Laverne Cox has earned her third Emmy nomination for her role as Sophia Burset on Netflix's "Orange is the New Black." Sophia is a sassy and spunky hairdresser, trans woman, and former firefighter who's incarcerated for committing credit card fraud to pay for her transition. Through that role, Cox sheds light on real issues around the transgender community and criminal justice.
"Orange is the New Black" just released its seventh and final season. Cox tells Press Play that everything has changed since seven years ago, when she turned 40.
"I was supposed to have achieved a certain set of things and not be in the debt that I was in. And I wasn't supposed to owe back rent and be on a payment plan so I wouldn't be evicted from my apartment… I just was like, 'I think I need to let this acting thing go.' And I decided to go back to graduate school and study something that might make me some money, so I wouldn't be so destitute," she recalls.
Then in fall 2012, she landed a role for "Orange is the New Black." The role isn't just an income generator, but an international platform that she uses to elevate stories of transgender people.
Cox says that this is "the best of times and the worst of times" for trans people -- they're getting more media representation, but also more attacks (particularly from the federal government).
"There are a lot of trans folks out there who are not as privileged as I am. And I believe that it is my job, my responsibility… to speak about trans folks who are out there struggling. Speak about policies that are lessening our life chances, to bring awareness to that," she says. "And there are so many things that are going on in the world now that we have to stay woke about.
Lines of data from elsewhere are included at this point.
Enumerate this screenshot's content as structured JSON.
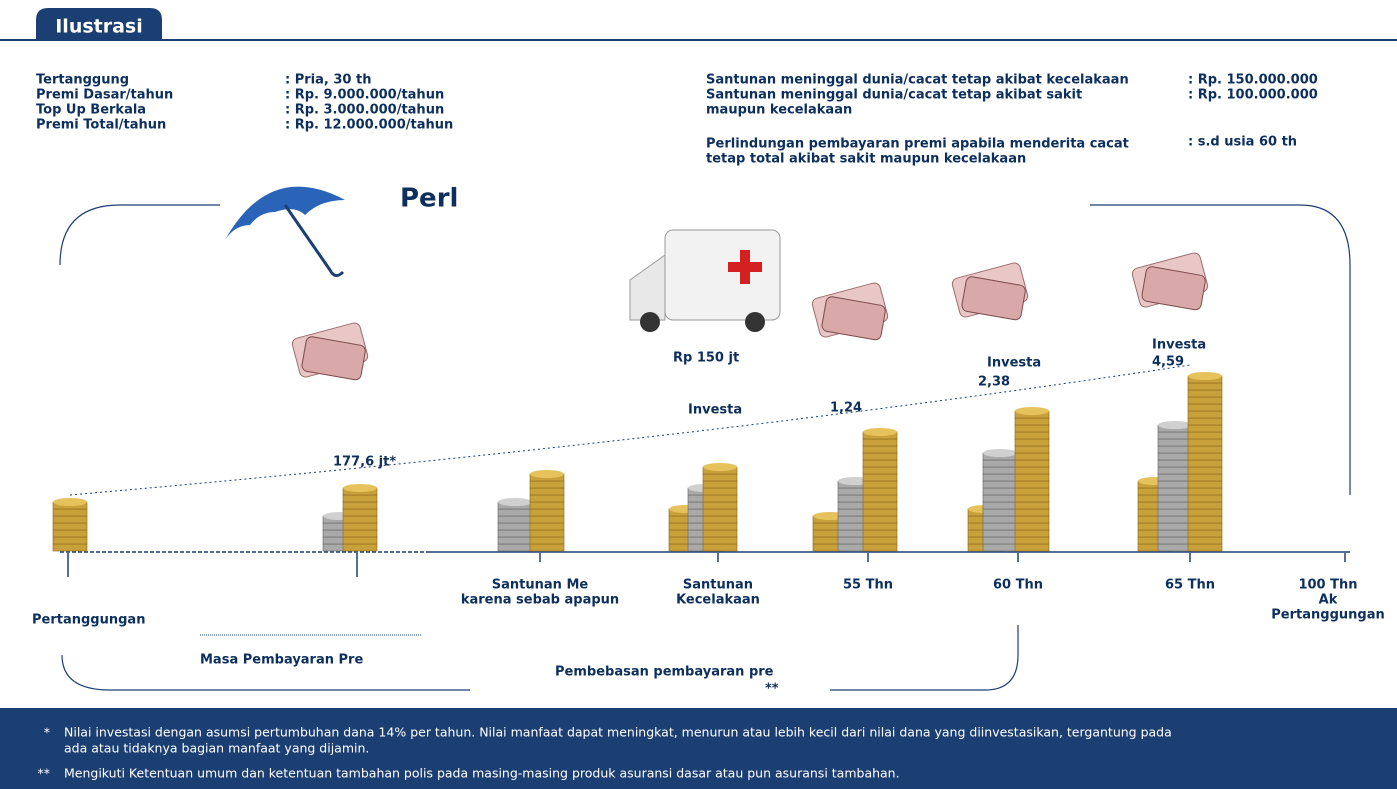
{
  "header": {
    "title": "Ilustrasi"
  },
  "info_left": [
    {
      "label": "Tertanggung",
      "value": ": Pria, 30 th"
    },
    {
      "label": "Premi Dasar/tahun",
      "value": ": Rp.   9.000.000/tahun"
    },
    {
      "label": "Top Up Berkala",
      "value": ": Rp.   3.000.000/tahun"
    },
    {
      "label": "Premi Total/tahun",
      "value": ": Rp. 12.000.000/tahun"
    }
  ],
  "info_right": [
    {
      "label": [
        "Santunan meninggal dunia/cacat tetap akibat kecelakaan"
      ],
      "value": ": Rp. 150.000.000"
    },
    {
      "label": [
        "Santunan meninggal dunia/cacat tetap akibat sakit",
        "maupun kecelakaan"
      ],
      "value": ": Rp. 100.000.000"
    },
    {
      "label": [
        "Perlindungan pembayaran premi apabila menderita cacat",
        "tetap total akibat sakit maupun kecelakaan"
      ],
      "value": ": s.d usia 60 th"
    }
  ],
  "diagram": {
    "heading": "Perl",
    "values": [
      "177,6 jt*",
      "Rp 150 jt",
      "1,24",
      "2,38",
      "4,59"
    ],
    "investa": [
      "Investa",
      "Investa",
      "Investa"
    ],
    "start_label": "Pertanggungan",
    "period_label": "Masa Pembayaran Pre",
    "waiver_label": "Pembebasan pembayaran pre",
    "waiver_mark": "**",
    "milestones": [
      [
        "Santunan Me",
        "karena sebab apapun"
      ],
      [
        "Santunan",
        "Kecelakaan"
      ],
      [
        "55 Thn"
      ],
      [
        "60 Thn"
      ],
      [
        "65 Thn"
      ],
      [
        "100 Thn",
        "Ak",
        "Pertanggungan"
      ]
    ]
  },
  "notes": [
    {
      "marker": "*",
      "text": [
        "Nilai investasi dengan asumsi pertumbuhan dana 14% per tahun. Nilai manfaat dapat meningkat, menurun atau lebih kecil dari nilai dana yang diinvestasikan, tergantung pada",
        "ada atau tidaknya bagian manfaat yang dijamin."
      ]
    },
    {
      "marker": "**",
      "text": [
        "Mengikuti Ketentuan umum dan ketentuan tambahan polis pada masing-masing produk asuransi dasar atau pun asuransi tambahan."
      ]
    }
  ]
}
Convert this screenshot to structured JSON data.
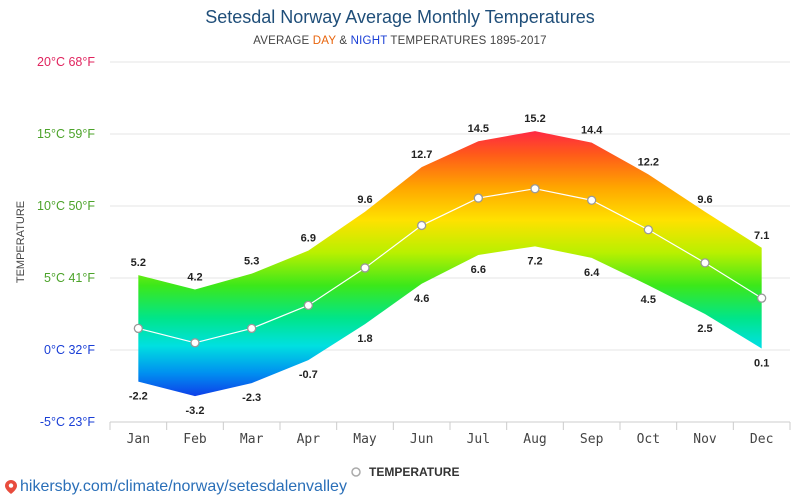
{
  "chart_data": {
    "type": "area",
    "title": "Setesdal Norway Average Monthly Temperatures",
    "subtitle": {
      "prefix": "AVERAGE ",
      "day": "DAY",
      "amp": " & ",
      "night": "NIGHT",
      "suffix": " TEMPERATURES 1895-2017"
    },
    "ylabel": "TEMPERATURE",
    "ylim": [
      -5,
      20
    ],
    "y_ticks": [
      {
        "value": 20,
        "label": "20°C 68°F",
        "color": "#e0245e"
      },
      {
        "value": 15,
        "label": "15°C 59°F",
        "color": "#4ca32a"
      },
      {
        "value": 10,
        "label": "10°C 50°F",
        "color": "#4ca32a"
      },
      {
        "value": 5,
        "label": "5°C 41°F",
        "color": "#4ca32a"
      },
      {
        "value": 0,
        "label": "0°C 32°F",
        "color": "#1a3fd6"
      },
      {
        "value": -5,
        "label": "-5°C 23°F",
        "color": "#1a3fd6"
      }
    ],
    "categories": [
      "Jan",
      "Feb",
      "Mar",
      "Apr",
      "May",
      "Jun",
      "Jul",
      "Aug",
      "Sep",
      "Oct",
      "Nov",
      "Dec"
    ],
    "day": [
      5.2,
      4.2,
      5.3,
      6.9,
      9.6,
      12.7,
      14.5,
      15.2,
      14.4,
      12.2,
      9.6,
      7.1
    ],
    "night": [
      -2.2,
      -3.2,
      -2.3,
      -0.7,
      1.8,
      4.6,
      6.6,
      7.2,
      6.4,
      4.5,
      2.5,
      0.1
    ],
    "legend": {
      "label": "TEMPERATURE",
      "position": "bottom"
    },
    "grid": true
  },
  "footer": {
    "url": "hikersby.com/climate/norway/setesdalenvalley",
    "pin_color": "#e84c3d"
  }
}
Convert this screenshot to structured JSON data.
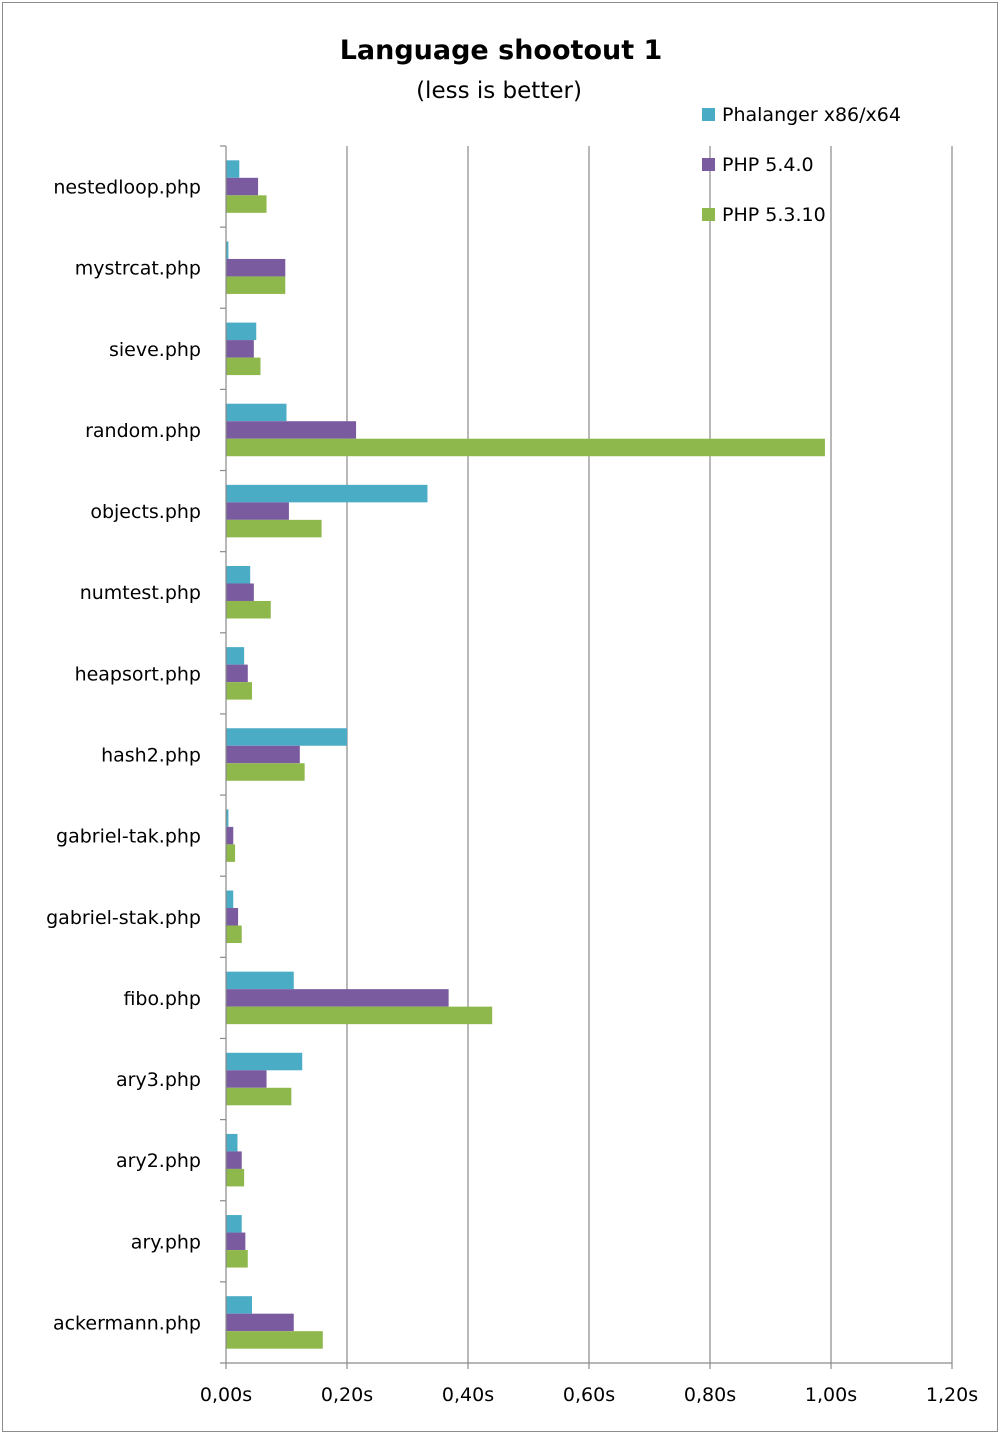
{
  "chart_data": {
    "type": "bar",
    "orientation": "horizontal",
    "title": "Language shootout 1",
    "subtitle": "(less is better)",
    "xlim": [
      0,
      1.2
    ],
    "ticks": [
      0,
      0.2,
      0.4,
      0.6,
      0.8,
      1.0,
      1.2
    ],
    "tick_labels": [
      "0,00s",
      "0,20s",
      "0,40s",
      "0,60s",
      "0,80s",
      "1,00s",
      "1,20s"
    ],
    "grid": "vertical major",
    "legend_position": "top-right",
    "categories": [
      "nestedloop.php",
      "mystrcat.php",
      "sieve.php",
      "random.php",
      "objects.php",
      "numtest.php",
      "heapsort.php",
      "hash2.php",
      "gabriel-tak.php",
      "gabriel-stak.php",
      "fibo.php",
      "ary3.php",
      "ary2.php",
      "ary.php",
      "ackermann.php"
    ],
    "series": [
      {
        "name": "Phalanger x86/x64",
        "color": "#4bacc6",
        "values": [
          0.022,
          0.004,
          0.05,
          0.1,
          0.333,
          0.04,
          0.03,
          0.2,
          0.004,
          0.012,
          0.112,
          0.126,
          0.019,
          0.026,
          0.043
        ]
      },
      {
        "name": "PHP 5.4.0",
        "color": "#7a5ba0",
        "values": [
          0.053,
          0.098,
          0.046,
          0.215,
          0.104,
          0.046,
          0.036,
          0.122,
          0.012,
          0.02,
          0.368,
          0.067,
          0.026,
          0.032,
          0.112
        ]
      },
      {
        "name": "PHP 5.3.10",
        "color": "#8fb84c",
        "values": [
          0.067,
          0.098,
          0.057,
          0.99,
          0.158,
          0.074,
          0.043,
          0.13,
          0.015,
          0.026,
          0.44,
          0.108,
          0.03,
          0.036,
          0.16
        ]
      }
    ]
  }
}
And a lot of the conversations around trans folks are sort of falling by the wayside."
She says trans people are more visible now, and society must engage with that in new ways. "Grappling with trans people's existence calls upon us to question what we think about our own gender, how gender is sort of constructed in our culture. And I think as a result of so much visibility, there's almost always backlash."
Healing from a tough upbringing
Cox grew up in Mobile, Alabama, where she was bullied and attacked by other kids, and felt deep shame. Getting over that is a process, she says.
Citing researcher Brené Brown, Cox says shame substantially dissipates when people share their shame stories to others who have "earned the right to hear it," and when those stories are greeted with empathy.
"Artists, I believe, are arbiters of empathy... It is never my job to be in a space of judgment with any character that I play. And I try to practice that in my life outside of being an artist. And so this space of being an artist and the space of empathy, it's a beautiful space of healing," she says. "So yes, it is way better than it used to be. But it's been a tremendous amount of work, a lot of work, and painful work."